A new speeding fine structure came into force today across England and Wales, but research suggests the vast majority of motorists are not aware of it.
According to a small survey of 100 people conducted by car consumer site Honest John, more than eight out of 10 drivers aged 18-84 do not know that the rules around being caught speeding have changed.
Daniel Powell, managing editor of Honest John, said: “While most people agree that excessive speed has no place on our roads, and that greater deterrents are likely to reduce the amount of deaths and injuries related to speeding, the new fines policy appears to have entered the law almost unnoticed.”
We bring you the lowdown here.
What is changing?
New regulations mean that fines will be issued according to earnings. The new increases mean that drivers can be charged between 125 and 175 per cent of their weekly wage if caught speeding.
The new rules explained
Under the new rules, judges and magistrates have also been given the power to fine motorists up to 150 per cent of their weekly wage for the worst speeding offences, or 50 per cent for minor offences. This will be capped at £1,000 per offence or £2,500 if excessive speeds of more than 101mph are committed on a motorway.

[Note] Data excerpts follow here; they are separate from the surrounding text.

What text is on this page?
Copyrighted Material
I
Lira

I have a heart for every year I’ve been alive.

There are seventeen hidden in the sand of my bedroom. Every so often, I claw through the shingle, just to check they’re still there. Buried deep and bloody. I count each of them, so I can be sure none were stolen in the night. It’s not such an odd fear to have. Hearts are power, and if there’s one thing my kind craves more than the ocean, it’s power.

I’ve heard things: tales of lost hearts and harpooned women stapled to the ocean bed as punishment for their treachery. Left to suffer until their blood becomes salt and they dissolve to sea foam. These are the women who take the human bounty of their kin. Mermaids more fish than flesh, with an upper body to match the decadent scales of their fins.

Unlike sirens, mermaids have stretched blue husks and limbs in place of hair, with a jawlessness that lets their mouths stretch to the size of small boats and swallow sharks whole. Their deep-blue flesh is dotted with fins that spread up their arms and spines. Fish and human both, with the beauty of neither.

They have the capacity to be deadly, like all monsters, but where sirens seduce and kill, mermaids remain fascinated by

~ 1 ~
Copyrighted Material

For those who commit the worst speeding offences on the motorway, the consequences go even further. Not only will they face massive fines of at least 150 per cent of their weekly wages, they can also face a potential ban from driving.
It isn’t just fines that are increasing, however. The maximum jail term currently for drivers who kill someone through excessive speed is 10 years. With the new regulations, that has increased to 14 years.
Why has this decision been made?
According to the Sentencing Council of England and Wales, consultation with the public and relevant authorities revealed that the current measures did not take into account the increase in potential harm that can result as speed above the limit rises.
In 2013 alone, 3,064 people were killed or seriously injured in crashes throughout the UK, where speed was a factor.
What do people think about it?
Honest John’s Daniel Powell believes there are other concerns on the road to focus on beside speed. “If sentencing guidelines for speeding are heading this way, then in an era of more connectivity behind the wheel, we should be addressing concerns around mobile phone use, in-car app and sat nav distractions in much the same way,” he said.
RAC road safety spokesman Pete Williams said: “We welcome the change in sentencing guidelines for gross speeders. Anyone who breaks the limit excessively is a danger to every other road user and is unnecessarily putting lives at risk.
“Hopefully, hitting these offenders harder in the pocket will make them think twice before doing it again in the future.”
The new regulations came into effect on April 24.